Pria yang akrab disapa Zulhas ini menegaskan, kabar burung tersebut sama sekali tidak berdasar. Pihaknya tak pernah mengalokasikan anggaran triliunan rupiah hanya untuk alat pendingin ruangan tersebut.
“Sudah berkali-kali dijelaskan, tidak ada [anggaran] Rp 1,8 triliun itu,” tegas Zulhas saat memberikan keterangan di Kantor Kemenko Pangan, Jakarta, Selasa (28/7/2026).
Buka-Bukaan Alokasi Anggaran
Demi meluruskan kesimpangsiuran informasi, Zulhas membeberkan secara rinci kalkulasi anggaran pembangunan satu unit gedung Kopdes Merah Putih.
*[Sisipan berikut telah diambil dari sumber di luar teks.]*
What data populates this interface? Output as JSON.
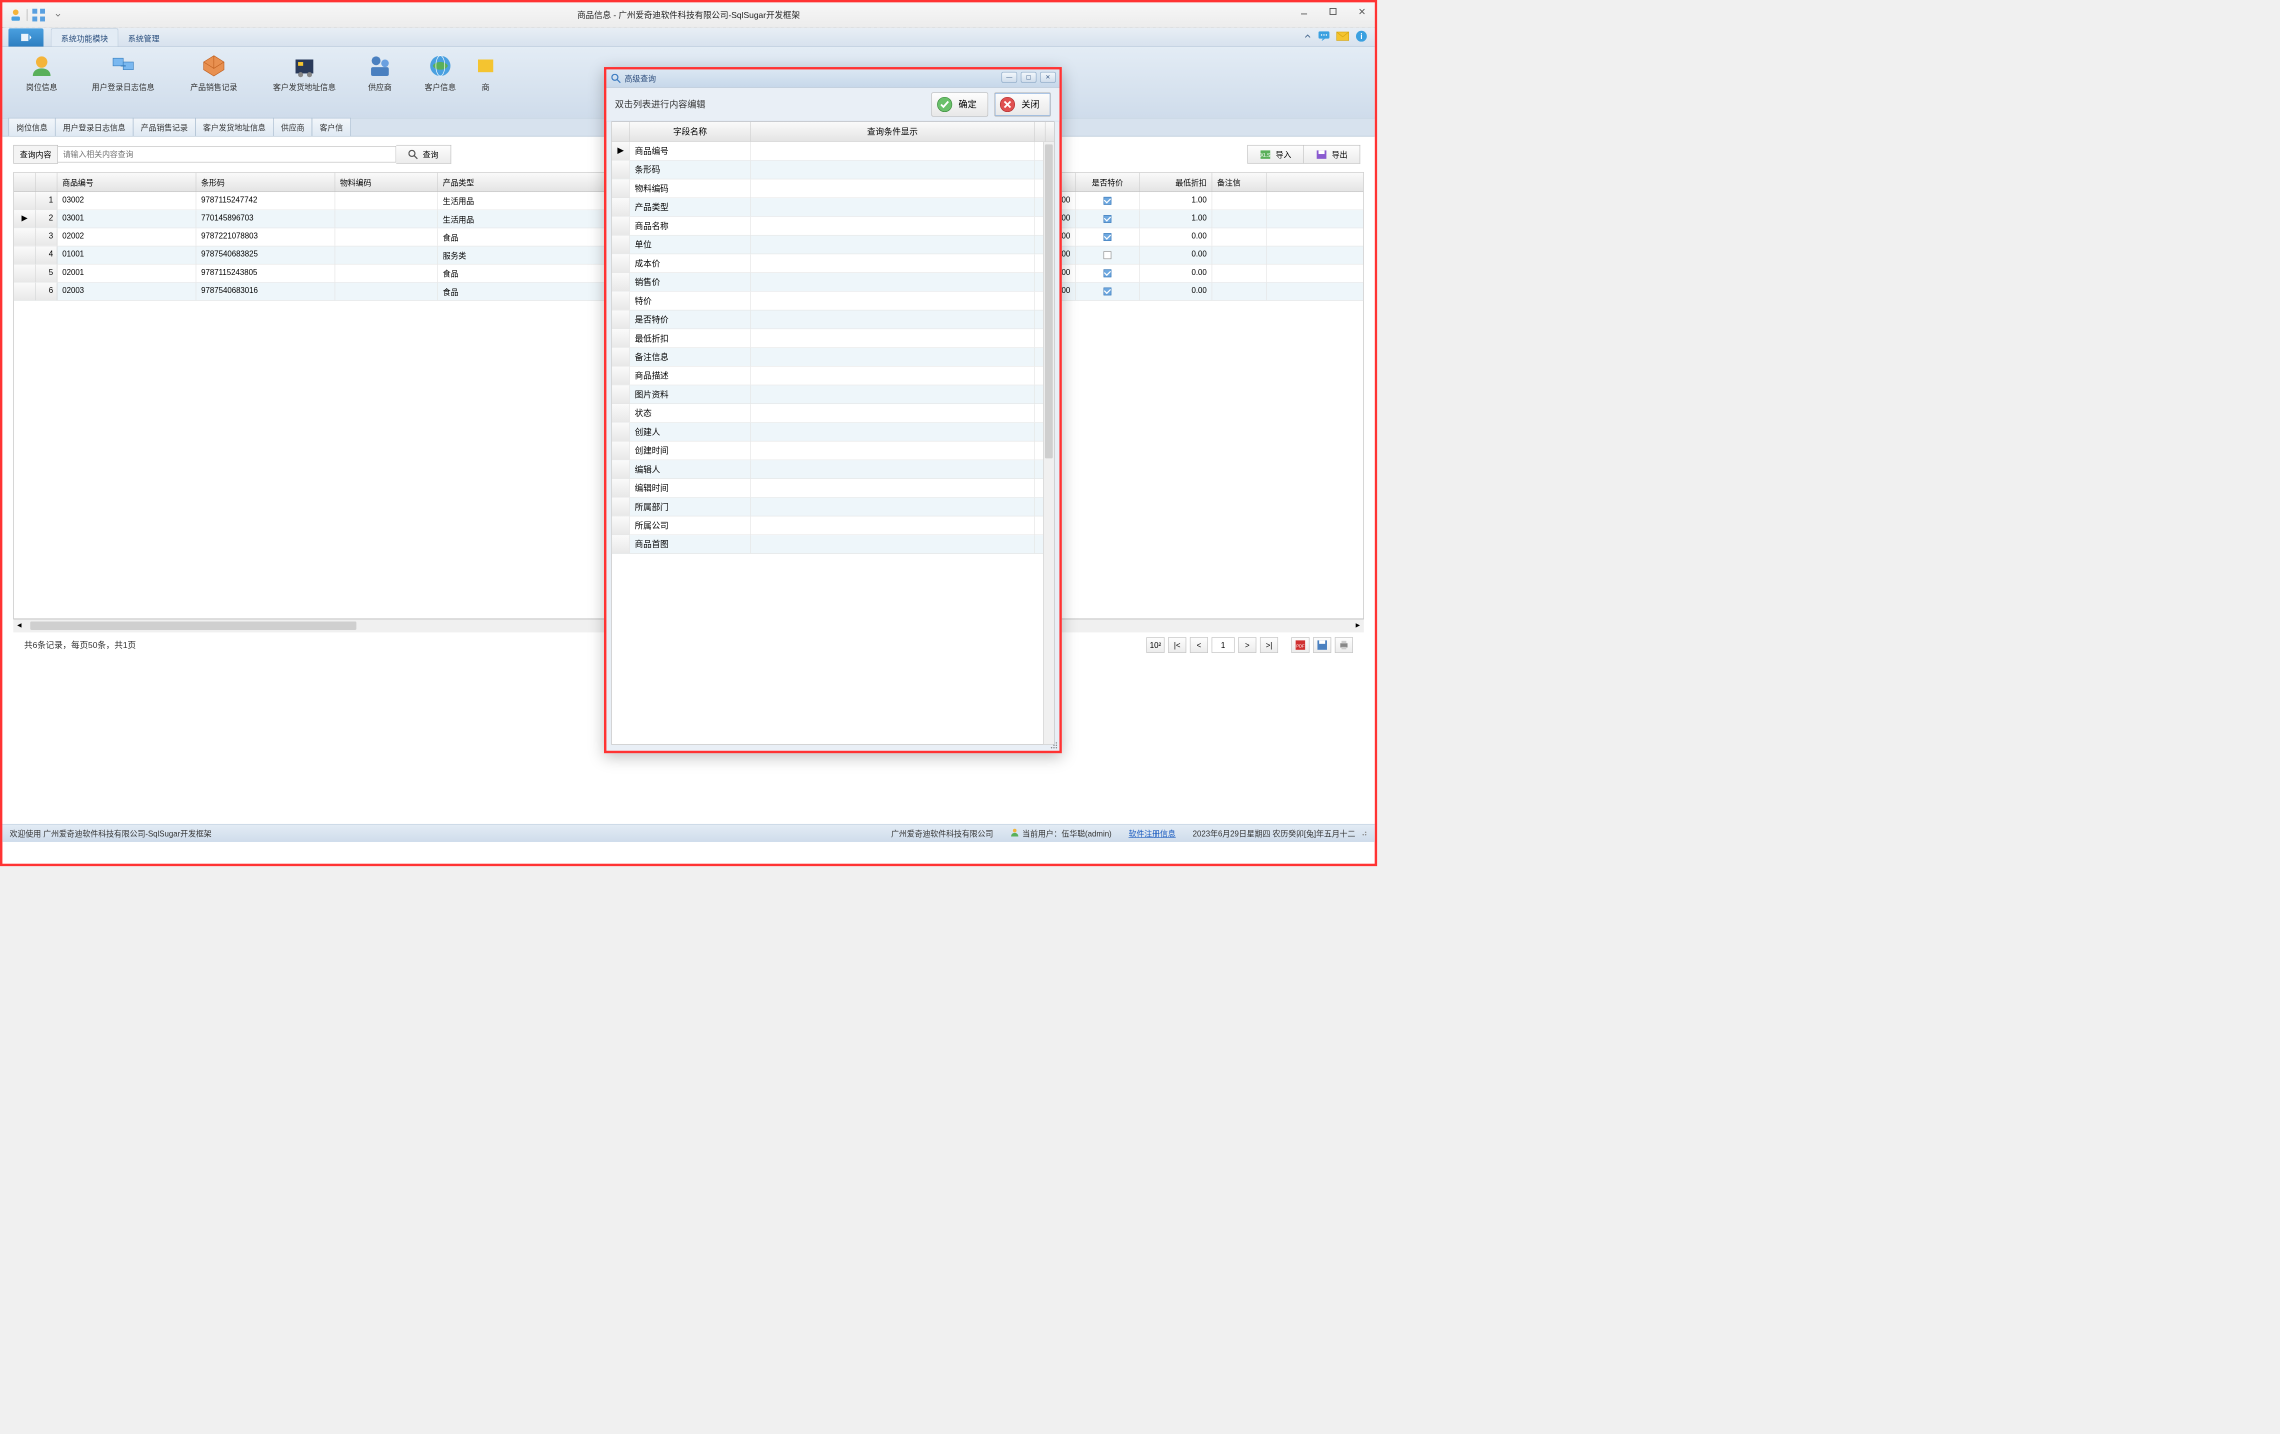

Menurut hitungan Kementerian Pekerjaan Umum (PU), standar biaya pembangunan gedung koperasi seluas 600 meter persegi berkisar di angka Rp 4 juta per meter persegi, atau total Rp 2,4 miliar. Namun, lewat efisiensi dan keterlibatan TNI dalam proses konstruksinya, biaya tersebut berhasil ditekan signifikan.
“Dengan bantuan TNI, biayanya bisa ditekan menjadi rata-rata Rp 1,6 miliar per unit gedung,” ujar Zulhas.
Rincian Pemanfaatan Dana Rp 3 Miliar per Unit
Zulhas menjelaskan, total alokasi dana untuk tiap unit Kopdes Merah Putih dimanfaatkan secara terukur untuk beberapa kebutuhan utama yaitu rata-rata Rp 1,6 miliar untuk pembangunan bangunan fisik seluas 600 m2. Lalu sekitar Rp 1,1 miliar untuk pengadaan moda transportasi pendukung.
Sisa dana sebesar Rp 300 juta itulah yang dialokasikan untuk melengkapi fasilitas pendukung seperti ruang klinik, rak penyimpanan, barang operasional, hingga kebutuhan pendukung lainnya—bukan khusus untuk kipas angin seperti yang dirumorkan.
Zulhas menambahkan, item pengadaan fasilitas pendukung senilai Rp 300 juta tersebut saat ini masih menjalani tahap pengawasan ketat dari lembaga pemeriksa resmi negara.
“Sisa Rp 300 juta itu untuk klinik, rak, dan macam-macam. Semuanya nanti divalidasi oleh BPKP dan BPK. Insyaallah proses ini kita jalankan dengan transparan dan terbuka,” tutupnya.